Görkem: Bilmediği başka ne var?
Şef: Başka bir şey yok sanırım. Ben de pek bilmiyorum.
Sinan: Biliyorum, zamanı değil ama artık yola çıkmamız gerekiyor.
Mutlu günlerimizde, en dar zamanlarımızda bizi yakalayıverecek bir durum bu. On beş yıl sonra yaşadığını öğrendiğim babam, üç saattir uyuyor çünkü sinir krizi geçirdi. Babam önemli ama ondan daha önemli bir şey var: görev. Görev; aileden, sevdiklerimizden -yani her şeyden- önce gelir. Yine öyle oldu ve el mahkum yola koyulduk.
Leşker: Önce eve gidelim, eşyalarımı toplayıp arabayı teslim ederim. Sonra şubeye gideriz. Olur mu?
Sinan: Olur. (...) Yok, polis değilim. Askerim.
Leşker: Sadece polis yok yani. (...)
Sinan: Sekiz dakikada toparlandın mı, daha neler göreceğiz acaba? Bilmesem üç yıllık polis olduğuna inanmam. Başkası olsa bunca şeyden sonra yerinden kıpırdayamazdı. (...) Hadi araba bu.
Rambo'nun arabasını aldığım yere, aldığım şekilde teslim ettim. Önce şubeye, sonra da Şanlıurfa'ya gitmek için Sinan Yüzbaşı'nın ayarladığı araca geçtik. Şubeye gittiğimizde ekibin göreve gittiğini öğrendim. Ekibi bulamayınca beni kapıda bekleyen Sinan'ın yanına döndüm.
Sinan: Hep bu kadar hızlı mısın?
Leşker: Göreve gitmişler, görüşemedim.
Onlarla vedalaşmadan gitmeyi hiç istemiyordum ama yapacak bir şey de yoktu. Böyle kaçar gibi, alelacele gitmek biraz canımı yakmıştı. İyi veya kötü pek çok şey yaşamıştık ve onlar ailemdi. Bizi yalnızca ölümün ayıracağını düşünürdüm, görevimin değişiklik kısmını es geçerek. Evimden, ailemden ayrılıyor gibi hissediyordum; sahiden aile olduğumuzu bir kez daha hissettim. Hayat; bizleri, acıtarak sınar. Yeniden acı, yeniden sınav.
Sinan: Bizimkileri anlatayım mı, ister misin?
Leşker: Olur.
Sinan: Çağrı ve Ferit -senin gibi- özel harekattan. Burak, Tem'den. Çınar, çevik kuvvet; Gökmen de Sas'tan. Görsen hepsi çakı gibi.
Leşker: Pöh ekibi sanıyordum.
Sinan: Üç pöh var, ekip kurtarır mı?
Leşker: Sen de beni makaraya aldın Yüzbaşı'm.
Karaman'ın ve diğerlerinin yaptığını yapıp kafamı dağıtmaya çalıştığının farkındaydım. Şimdi kafamın dağılmasına değil, öğrenmem gerekenleri öğrenme vaktiydi. Kafamı dağıtmasına gerek olmadığını ya da bunu istemediğimi göstermek için konuyu yeni kurulacak ekibe getirdim. Attila Başkan'ın belirli bölgelerde bu tip ekipler kurduğunu ama bizim amacımızın başka olduğunu öğrendim. O ekipler gibi gözükecek, yeni kurulacak olan gizli birimin selameti için çalışacaktık.
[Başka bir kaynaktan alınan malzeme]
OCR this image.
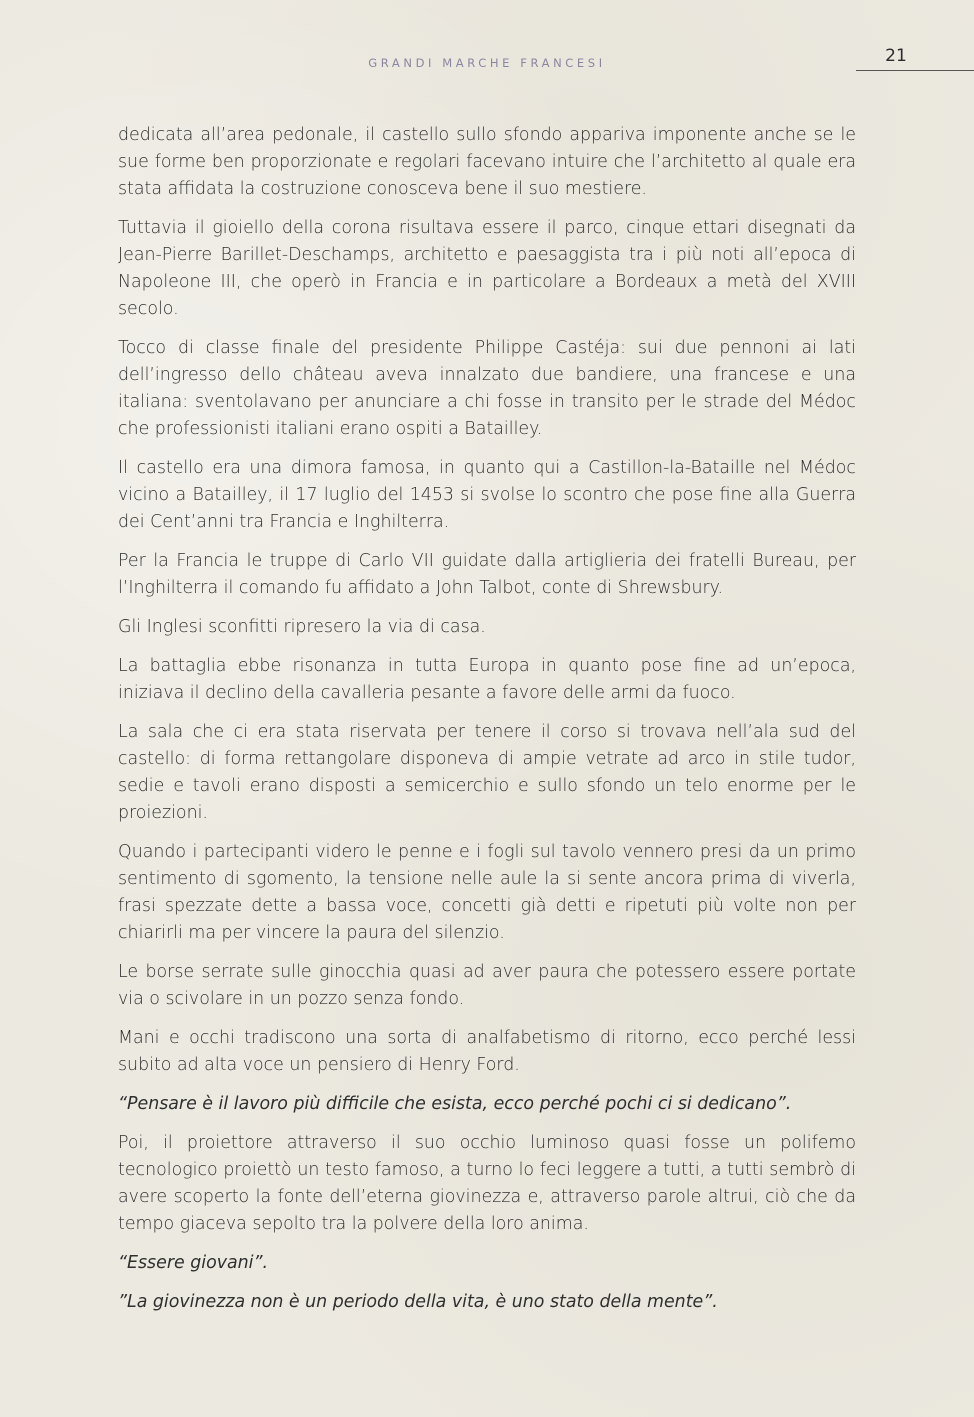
GRANDI MARCHE FRANCESI	21

dedicata all’area pedonale, il castello sullo sfondo appariva imponente anche se le sue forme ben proporzionate e regolari facevano intuire che l’architetto al quale era stata affidata la costruzione conosceva bene il suo mestiere.

Tuttavia il gioiello della corona risultava essere il parco, cinque ettari disegnati da Jean-Pierre Barillet-Deschamps, architetto e paesaggista tra i più noti all’epoca di Napoleone III, che operò in Francia e in particolare a Bordeaux a metà del XVIII secolo.

Tocco di classe finale del presidente Philippe Castéja: sui due pennoni ai lati dell’ingresso dello château aveva innalzato due bandiere, una francese e una italiana: sventolavano per anunciare a chi fosse in transito per le strade del Médoc che professionisti italiani erano ospiti a Batailley.

Il castello era una dimora famosa, in quanto qui a Castillon-la-Bataille nel Médoc vicino a Batailley, il 17 luglio del 1453 si svolse lo scontro che pose fine alla Guerra dei Cent’anni tra Francia e Inghilterra.

Per la Francia le truppe di Carlo VII guidate dalla artiglieria dei fratelli Bureau, per l’Inghilterra il comando fu affidato a John Talbot, conte di Shrewsbury.

Gli Inglesi sconfitti ripresero la via di casa.

La battaglia ebbe risonanza in tutta Europa in quanto pose fine ad un’epoca, iniziava il declino della cavalleria pesante a favore delle armi da fuoco.

La sala che ci era stata riservata per tenere il corso si trovava nell’ala sud del castello: di forma rettangolare disponeva di ampie vetrate ad arco in stile tudor, sedie e tavoli erano disposti a semicerchio e sullo sfondo un telo enorme per le proiezioni.

Quando i partecipanti videro le penne e i fogli sul tavolo vennero presi da un primo sentimento di sgomento, la tensione nelle aule la si sente ancora prima di viverla, frasi spezzate dette a bassa voce, concetti già detti e ripetuti più volte non per chiarirli ma per vincere la paura del silenzio.

Le borse serrate sulle ginocchia quasi ad aver paura che potessero essere portate via o scivolare in un pozzo senza fondo.

Mani e occhi tradiscono una sorta di analfabetismo di ritorno, ecco perché lessi subito ad alta voce un pensiero di Henry Ford.

“Pensare è il lavoro più difficile che esista, ecco perché pochi ci si dedicano”.

Poi, il proiettore attraverso il suo occhio luminoso quasi fosse un polifemo tecnologico proiettò un testo famoso, a turno lo feci leggere a tutti, a tutti sembrò di avere scoperto la fonte dell’eterna giovinezza e, attraverso parole altrui, ciò che da tempo giaceva sepolto tra la polvere della loro anima.

“Essere giovani”.

”La giovinezza non è un periodo della vita, è uno stato della mente”.
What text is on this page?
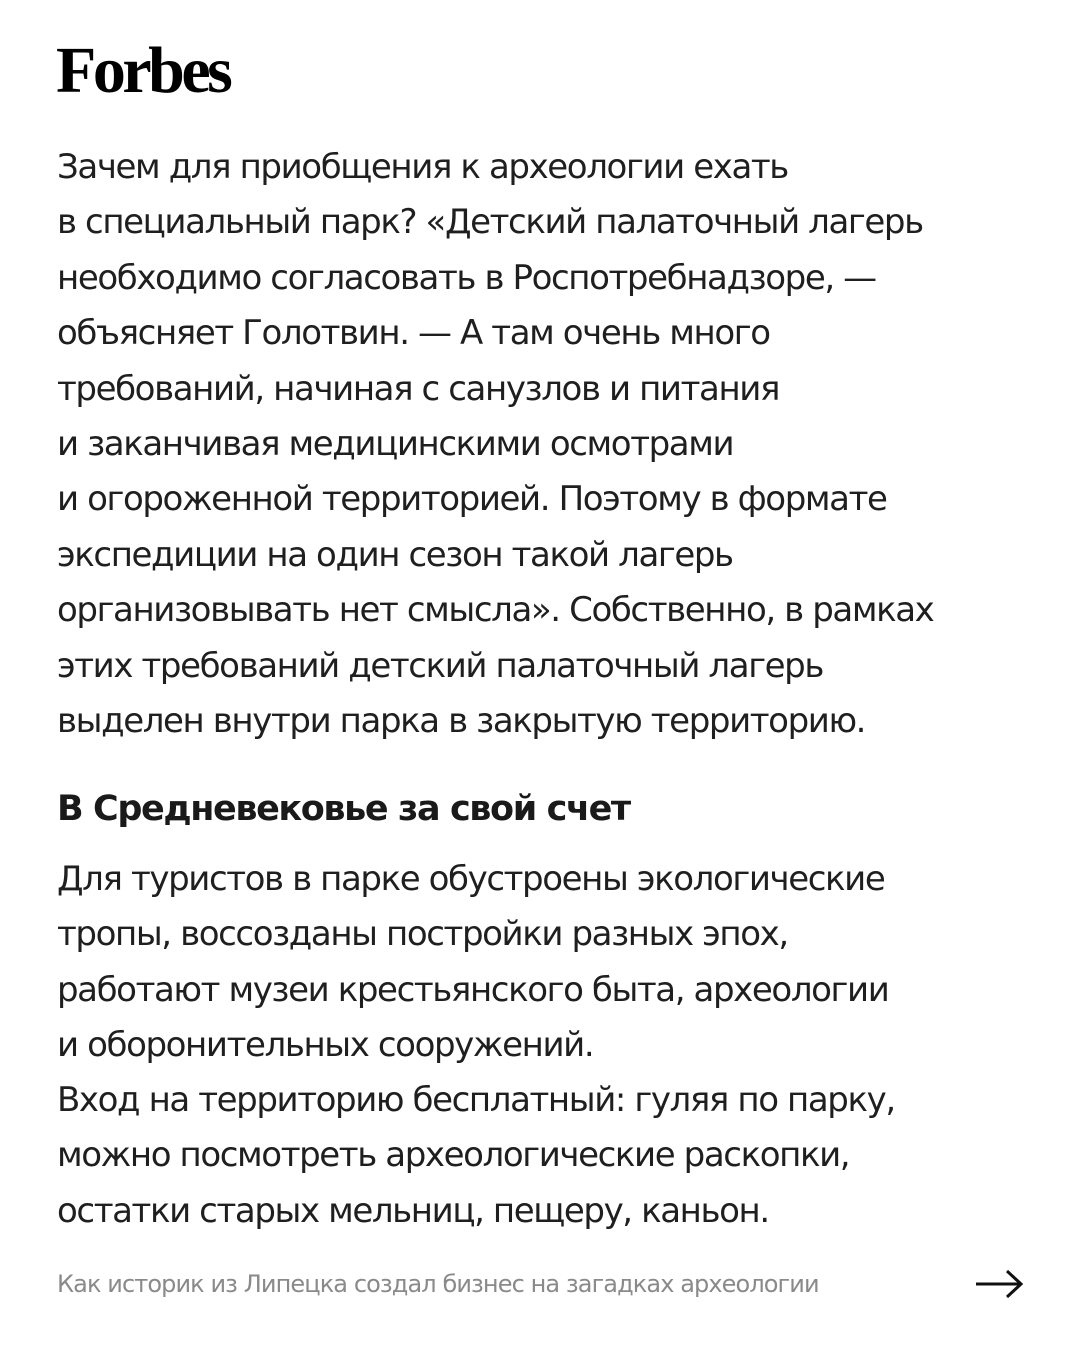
Forbes

Зачем для приобщения к археологии ехать
в специальный парк? «Детский палаточный лагерь
необходимо согласовать в Роспотребнадзоре, —
объясняет Голотвин. — А там очень много
требований, начиная с санузлов и питания
и заканчивая медицинскими осмотрами
и огороженной территорией. Поэтому в формате
экспедиции на один сезон такой лагерь
организовывать нет смысла». Собственно, в рамках
этих требований детский палаточный лагерь
выделен внутри парка в закрытую территорию.

В Средневековье за свой счет

Для туристов в парке обустроены экологические
тропы, воссозданы постройки разных эпох,
работают музеи крестьянского быта, археологии
и оборонительных сооружений.
Вход на территорию бесплатный: гуляя по парку,
можно посмотреть археологические раскопки,
остатки старых мельниц, пещеру, каньон.

Как историк из Липецка создал бизнес на загадках археологии
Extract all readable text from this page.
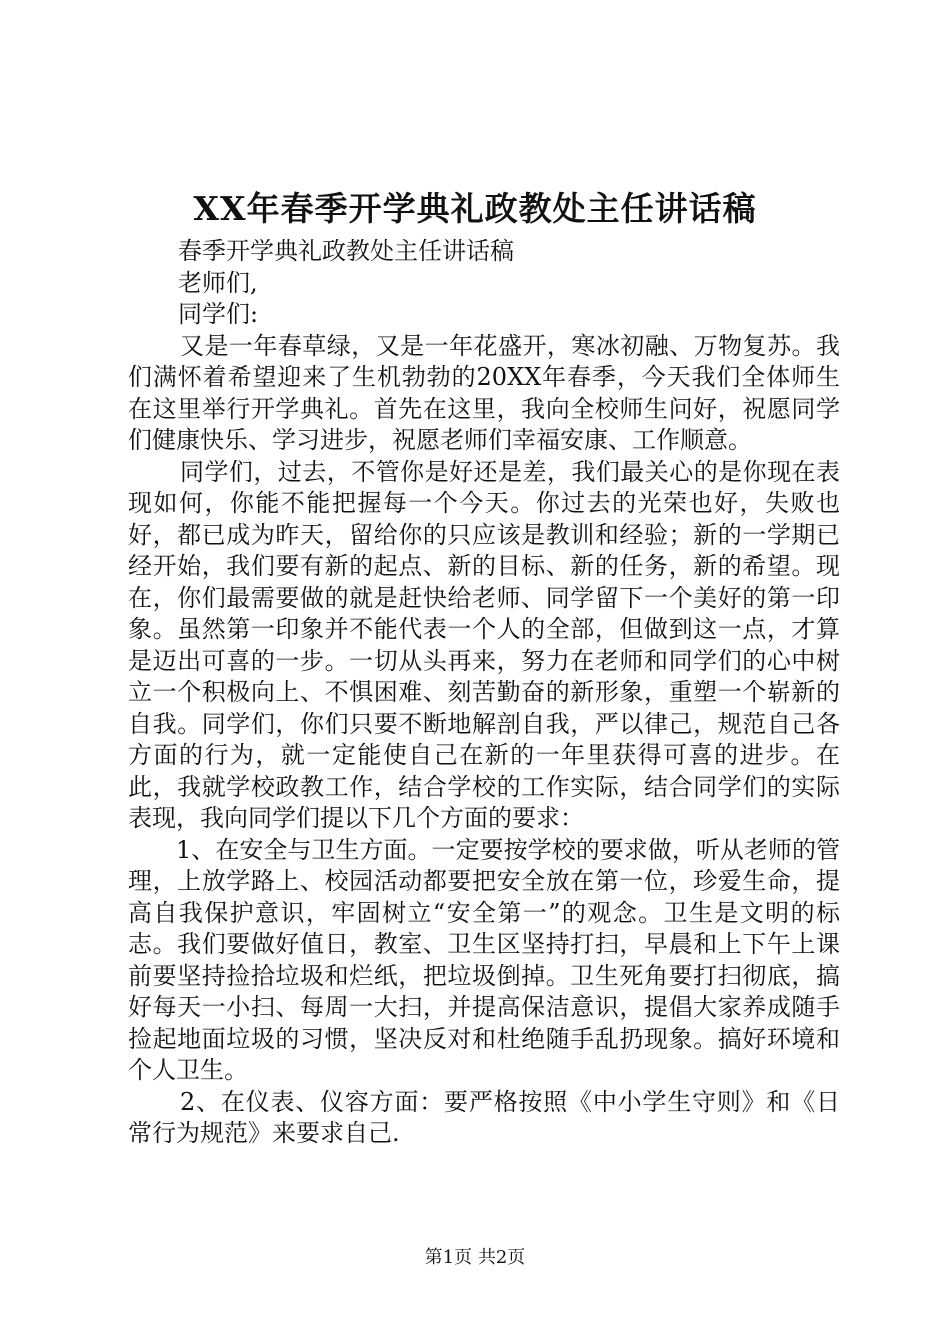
XX年春季开学典礼政教处主任讲话稿

春季开学典礼政教处主任讲话稿

老师们,

同学们:

又是一年春草绿，又是一年花盛开，寒冰初融、万物复苏。我们满怀着希望迎来了生机勃勃的20XX年春季，今天我们全体师生在这里举行开学典礼。首先在这里，我向全校师生问好，祝愿同学们健康快乐、学习进步，祝愿老师们幸福安康、工作顺意。

同学们，过去，不管你是好还是差，我们最关心的是你现在表现如何，你能不能把握每一个今天。你过去的光荣也好，失败也好，都已成为昨天，留给你的只应该是教训和经验；新的一学期已经开始，我们要有新的起点、新的目标、新的任务，新的希望。现在，你们最需要做的就是赶快给老师、同学留下一个美好的第一印象。虽然第一印象并不能代表一个人的全部，但做到这一点，才算是迈出可喜的一步。一切从头再来，努力在老师和同学们的心中树立一个积极向上、不惧困难、刻苦勤奋的新形象，重塑一个崭新的自我。同学们，你们只要不断地解剖自我，严以律己，规范自己各方面的行为，就一定能使自己在新的一年里获得可喜的进步。在此，我就学校政教工作，结合学校的工作实际，结合同学们的实际表现，我向同学们提以下几个方面的要求：

1、在安全与卫生方面。一定要按学校的要求做，听从老师的管理，上放学路上、校园活动都要把安全放在第一位，珍爱生命，提高自我保护意识，牢固树立“安全第一”的观念。卫生是文明的标志。我们要做好值日，教室、卫生区坚持打扫，早晨和上下午上课前要坚持捡拾垃圾和烂纸，把垃圾倒掉。卫生死角要打扫彻底，搞好每天一小扫、每周一大扫，并提高保洁意识，提倡大家养成随手捡起地面垃圾的习惯，坚决反对和杜绝随手乱扔现象。搞好环境和个人卫生。

2、在仪表、仪容方面：要严格按照《中小学生守则》和《日常行为规范》来要求自己.

第1页 共2页
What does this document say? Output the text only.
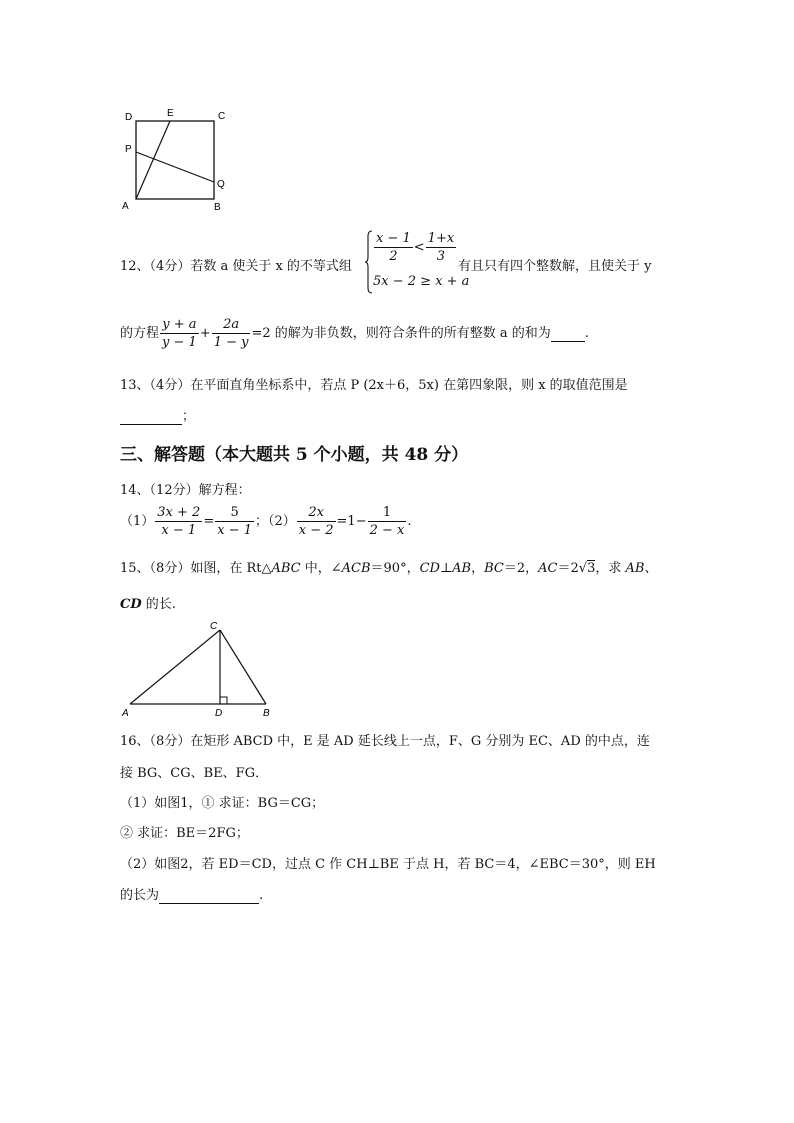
D	E	C
P
Q
A	B
12、（4分）若数 a 使关于 x 的不等式组
$\frac{x - 1}{2} < \frac{1+x}{3}$
5x − 2 ≥ x + a
有且只有四个整数解，且使关于 y
的方程 $\frac{y + a}{y - 1} + \frac{2a}{1 - y} =2$ 的解为非负数，则符合条件的所有整数 a 的和为	.
13、（4分）在平面直角坐标系中，若点 P (2x＋6，5x) 在第四象限，则 x 的取值范围是
；
三、解答题（本大题共 5 个小题，共 48 分）
14、（12分）解方程：
$(1) \frac{3x + 2}{x - 1} = \frac{5}{x - 1}$ ；$(2) \frac{2x}{x - 2} =1- \frac{1}{2 - x}$ .
15、（8分）如图，在 Rt△ABC 中，∠ACB＝90°，CD⊥AB，BC＝2，AC＝2√3，求 AB、
CD 的长.
C
A	D	B
16、（8分）在矩形 ABCD 中，E 是 AD 延长线上一点，F、G 分别为 EC、AD 的中点，连
接 BG、CG、BE、FG．
（1）如图1，① 求证：BG＝CG；
② 求证：BE＝2FG；
（2）如图2，若 ED＝CD，过点 C 作 CH⊥BE 于点 H，若 BC＝4，∠EBC＝30°，则 EH
的长为	.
Bu bilgileri zaten babam da vermişti. Dahasını anlatmaya yetkisinin olmadığını anlayınca zorlamadım.
Leşker: Bilmiyor gibi yapamıyorsun ama zorlamayacağım.
Sinan: Sen yemi... Eğil! Bir pusumuz eksikti.
Leşker: Her taraftan geliyorlar, kıskaca giriyoruz.
Sinan: Flaşı koru!
Bunu söylerken çoktan arka koltuğa geçmiş, koltuğu yatırmıştı. Koltuğu yatırdığında arkadan cephanelik çıkacağını tahmin ediyordum etmesine de resmen bir time yetecek mühimmat beklemiyordum. Sanki araba bagajı değil, ordunun mühimmat deposu.
Leşker: Otoyola karşılama komitesi kurmuşlar bildiğin. (...) Bagajdan neler çıktı öyle, Yüzbaşı'm?
Sinan: Daima hazırlıklı gezmek zorundayız. Sen de alışırsın zamanla. Onlar senin sıradan bir polis olduğunu düşünüyorlardı ama artık bu değişmiş.
Leşker: Ben hep hazırlıklıyım da sıradan bir polis değil miyim zaten?
Sinan: Her şeyi öğreneceksin. Lastik falan kalmamış bu arada.
ŞİMDİ OKUDUĞUN
Leşker "Yorgunluğun Mutluluğu"
DiversosYok olan bir çocukluğun, gençliğin, hayatın acı dolu öyküsü. Yok olmuş bir hayatın Özel Harekât' la birleşmesi ve ufacık bir kız çocuğunun başına gelen kötü olaylar silsilesinin yaşamına bıraktığı derin izlerin içinden gelen Cennet Kokusu. "Mermiler...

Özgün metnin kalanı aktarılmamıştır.